The researchers demonstrated that the new patch could capture images comparable to those taken with a traditional ultrasound probe in a study conducted with collaborators from the Center for Ultrasound Research and Translation and the Department of Radiology at Massachusetts General Hospital and that these images could be used to track changes in bladder volume.
The researchers recruited 20 patients with varying BMIs for the study. The subjects were photographed with a full bladder, then a partially empty bladder, and finally a completely empty bladder. The new patch produced images of comparable quality to traditional ultrasound, and the ultrasound arrays worked on all subjects regardless of body mass index.
Because the field of view is large enough to encompass the entire bladder, no ultrasound gel or pressure is required when using this patch, as with a regular ultrasound probe.
The researchers connected their ultrasound arrays to the same type of ultrasound machine used in medical imaging centers to view the images.
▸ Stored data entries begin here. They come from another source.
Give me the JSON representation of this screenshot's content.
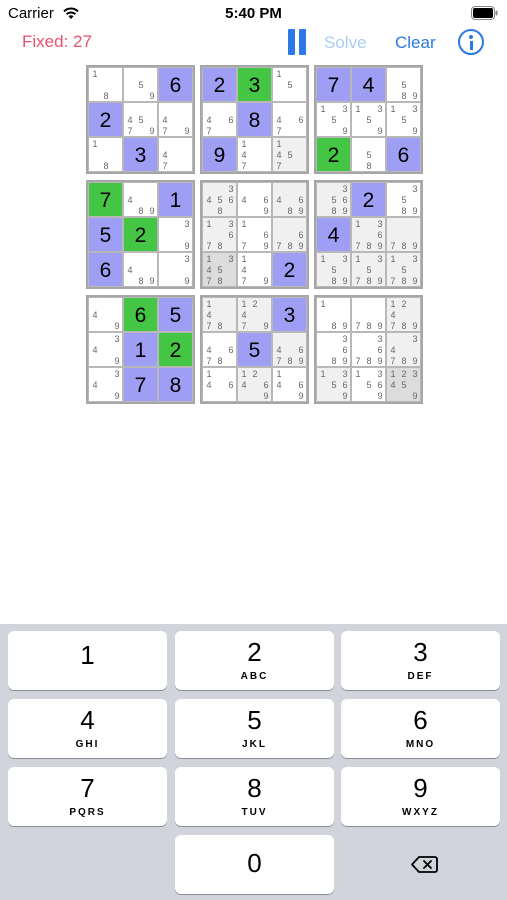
{
  "status_bar": {
    "carrier": "Carrier",
    "time": "5:40 PM"
  },
  "nav": {
    "fixed_label": "Fixed: 27",
    "solve_label": "Solve",
    "clear_label": "Clear"
  },
  "colors": {
    "blue_cell": "#9e9ef5",
    "green_cell": "#44c544",
    "accent": "#2a79e6",
    "fixed_text": "#e8526e"
  },
  "grid": [
    [
      {
        "n": [
          1,
          8
        ]
      },
      {
        "n": [
          5,
          9
        ]
      },
      {
        "v": "6",
        "c": "blue"
      },
      {
        "v": "2",
        "c": "blue"
      },
      {
        "v": "3",
        "c": "green"
      },
      {
        "n": [
          1,
          5
        ]
      },
      {
        "v": "7",
        "c": "blue"
      },
      {
        "v": "4",
        "c": "blue"
      },
      {
        "n": [
          5,
          8,
          9
        ]
      }
    ],
    [
      {
        "v": "2",
        "c": "blue"
      },
      {
        "n": [
          4,
          5,
          9,
          7
        ]
      },
      {
        "n": [
          4,
          7,
          9
        ]
      },
      {
        "n": [
          4,
          6,
          7
        ]
      },
      {
        "v": "8",
        "c": "blue"
      },
      {
        "n": [
          4,
          6,
          7
        ]
      },
      {
        "n": [
          1,
          3,
          5,
          9
        ]
      },
      {
        "n": [
          1,
          3,
          5,
          9
        ]
      },
      {
        "n": [
          1,
          3,
          5,
          9
        ]
      }
    ],
    [
      {
        "n": [
          1,
          8
        ]
      },
      {
        "v": "3",
        "c": "blue"
      },
      {
        "n": [
          4,
          7
        ]
      },
      {
        "v": "9",
        "c": "blue"
      },
      {
        "n": [
          1,
          4,
          7
        ]
      },
      {
        "n": [
          1,
          4,
          5,
          7
        ],
        "c": "lgray"
      },
      {
        "v": "2",
        "c": "green"
      },
      {
        "n": [
          5,
          8
        ]
      },
      {
        "v": "6",
        "c": "blue"
      }
    ],
    [
      {
        "v": "7",
        "c": "green"
      },
      {
        "n": [
          4,
          8,
          9
        ]
      },
      {
        "v": "1",
        "c": "blue"
      },
      {
        "n": [
          3,
          4,
          5,
          6,
          8
        ],
        "c": "lgray"
      },
      {
        "n": [
          4,
          6,
          9
        ]
      },
      {
        "n": [
          4,
          6,
          8,
          9
        ],
        "c": "lgray"
      },
      {
        "n": [
          3,
          5,
          6,
          8,
          9
        ],
        "c": "lgray"
      },
      {
        "v": "2",
        "c": "blue"
      },
      {
        "n": [
          3,
          5,
          8,
          9
        ]
      }
    ],
    [
      {
        "v": "5",
        "c": "blue"
      },
      {
        "v": "2",
        "c": "green"
      },
      {
        "n": [
          3,
          9
        ]
      },
      {
        "n": [
          1,
          3,
          6,
          7,
          8
        ],
        "c": "lgray"
      },
      {
        "n": [
          1,
          6,
          7,
          9
        ]
      },
      {
        "n": [
          6,
          7,
          8,
          9
        ],
        "c": "lgray"
      },
      {
        "v": "4",
        "c": "blue"
      },
      {
        "n": [
          1,
          3,
          6,
          7,
          8,
          9
        ],
        "c": "lgray"
      },
      {
        "n": [
          7,
          8,
          9
        ],
        "c": "lgray"
      }
    ],
    [
      {
        "v": "6",
        "c": "blue"
      },
      {
        "n": [
          4,
          8,
          9
        ]
      },
      {
        "n": [
          3,
          9
        ]
      },
      {
        "n": [
          1,
          3,
          4,
          5,
          7,
          8
        ],
        "c": "dgray"
      },
      {
        "n": [
          1,
          4,
          7,
          9
        ]
      },
      {
        "v": "2",
        "c": "blue"
      },
      {
        "n": [
          1,
          3,
          5,
          8,
          9
        ],
        "c": "lgray"
      },
      {
        "n": [
          1,
          3,
          5,
          7,
          8,
          9
        ],
        "c": "lgray"
      },
      {
        "n": [
          1,
          3,
          5,
          7,
          8,
          9
        ],
        "c": "lgray"
      }
    ],
    [
      {
        "n": [
          4,
          9
        ]
      },
      {
        "v": "6",
        "c": "green"
      },
      {
        "v": "5",
        "c": "blue"
      },
      {
        "n": [
          1,
          4,
          7,
          8
        ],
        "c": "lgray"
      },
      {
        "n": [
          1,
          2,
          4,
          7,
          9
        ],
        "c": "lgray"
      },
      {
        "v": "3",
        "c": "blue"
      },
      {
        "n": [
          1,
          8,
          9
        ]
      },
      {
        "n": [
          7,
          8,
          9
        ]
      },
      {
        "n": [
          1,
          2,
          4,
          7,
          8,
          9
        ],
        "c": "lgray"
      }
    ],
    [
      {
        "n": [
          3,
          4,
          9
        ]
      },
      {
        "v": "1",
        "c": "blue"
      },
      {
        "v": "2",
        "c": "green"
      },
      {
        "n": [
          4,
          6,
          7,
          8
        ]
      },
      {
        "v": "5",
        "c": "blue"
      },
      {
        "n": [
          4,
          6,
          7,
          8,
          9
        ],
        "c": "lgray"
      },
      {
        "n": [
          3,
          6,
          8,
          9
        ]
      },
      {
        "n": [
          3,
          6,
          7,
          8,
          9
        ]
      },
      {
        "n": [
          3,
          4,
          7,
          8,
          9
        ],
        "c": "lgray"
      }
    ],
    [
      {
        "n": [
          3,
          4,
          9
        ]
      },
      {
        "v": "7",
        "c": "blue"
      },
      {
        "v": "8",
        "c": "blue"
      },
      {
        "n": [
          1,
          4,
          6
        ]
      },
      {
        "n": [
          1,
          2,
          4,
          6,
          9
        ],
        "c": "lgray"
      },
      {
        "n": [
          1,
          4,
          6,
          9
        ]
      },
      {
        "n": [
          1,
          3,
          5,
          6,
          9
        ],
        "c": "lgray"
      },
      {
        "n": [
          1,
          3,
          5,
          6,
          9
        ]
      },
      {
        "n": [
          1,
          2,
          3,
          4,
          5,
          9
        ],
        "c": "dgray"
      }
    ]
  ],
  "keypad": [
    {
      "num": "1",
      "letters": ""
    },
    {
      "num": "2",
      "letters": "ABC"
    },
    {
      "num": "3",
      "letters": "DEF"
    },
    {
      "num": "4",
      "letters": "GHI"
    },
    {
      "num": "5",
      "letters": "JKL"
    },
    {
      "num": "6",
      "letters": "MNO"
    },
    {
      "num": "7",
      "letters": "PQRS"
    },
    {
      "num": "8",
      "letters": "TUV"
    },
    {
      "num": "9",
      "letters": "WXYZ"
    },
    {
      "num": "0",
      "letters": ""
    }
  ]
}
The MIT team is now developing a portable device the size of a smartphone that could be used to view the images.
“In this work, we have further developed a path toward clinical translation of conformable ultrasonic biosensors that yield valuable information about vital physiologic parameters. Our group hopes to build on this and develop a suite of devices that will ultimately bridge the information gap between clinicians and patients,”says Anthony E. Samir, director of the MGH Center for Ultrasound Research and Translation and Associate Chair of Imaging Sciences at MGH Radiology, who is also an author of the study
The MIT team also hopes to create ultrasound devices that can image other organs in the body, such as the pancreas, liver, or ovaries. The frequency of the ultrasound signal must be adjusted based on the location and depth of each organ, which necessitates the development of new piezoelectric materials. For some of these deep-seated organs, the device may be more effective as an implant rather than a patch.
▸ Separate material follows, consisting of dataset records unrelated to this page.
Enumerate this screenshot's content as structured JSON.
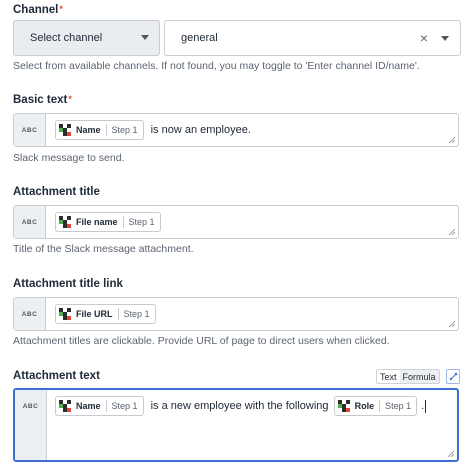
{
  "channel": {
    "label": "Channel",
    "required_mark": "*",
    "select_label": "Select channel",
    "value": "general",
    "clear_symbol": "×",
    "hint": "Select from available channels. If not found, you may toggle to 'Enter channel ID/name'."
  },
  "basic_text": {
    "label": "Basic text",
    "required_mark": "*",
    "type_badge": "ABC",
    "pill_name": "Name",
    "pill_step": "Step 1",
    "text_after": " is now an employee.",
    "hint": "Slack message to send."
  },
  "attachment_title": {
    "label": "Attachment title",
    "type_badge": "ABC",
    "pill_name": "File name",
    "pill_step": "Step 1",
    "hint": "Title of the Slack message attachment."
  },
  "attachment_title_link": {
    "label": "Attachment title link",
    "type_badge": "ABC",
    "pill_name": "File URL",
    "pill_step": "Step 1",
    "hint": "Attachment titles are clickable. Provide URL of page to direct users when clicked."
  },
  "attachment_text": {
    "label": "Attachment text",
    "type_badge": "ABC",
    "mode_text": "Text",
    "mode_formula": "Formula",
    "pill1_name": "Name",
    "pill1_step": "Step 1",
    "text_mid": " is a new employee with the following ",
    "pill2_name": "Role",
    "pill2_step": "Step 1",
    "text_end": "."
  },
  "icons": {
    "pill": "app-logo-icon",
    "clear": "close-icon",
    "dropdown": "chevron-down-icon",
    "resize": "resize-handle-icon",
    "formula": "formula-icon"
  },
  "colors": {
    "required": "#e04a3f",
    "focus": "#3b6fd4"
  }
}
“For whatever organ that we need to visualize, we go back to the first step, select the right materials, come up with the right device design and then fabricate everything accordingly,”before testing the device and performing clinical trials, Dagdeviren says
“This work could develop into a central area of focus in ultrasound research, motivate a new approach to future medical device designs, and lay the groundwork for many more fruitful collaborations between materials scientists, electrical engineers, and biomedical researchers,”says Anantha Chandrakasan, dean of MIT’s School of Engineering, the Vannevar Bush Professor of Electrical Engineering and Computer Science, and an author of the paper.
The research was funded by a National Science Foundation CAREER award, a 3M Non-Tenured Faculty Award, the Sagol Weizmann-MIT Bridge Program, Texas Instruments Inc., the MIT Media Lab Consortium, a National Science Foundation Graduate Research Fellowship, and an ARRS Scholar Award.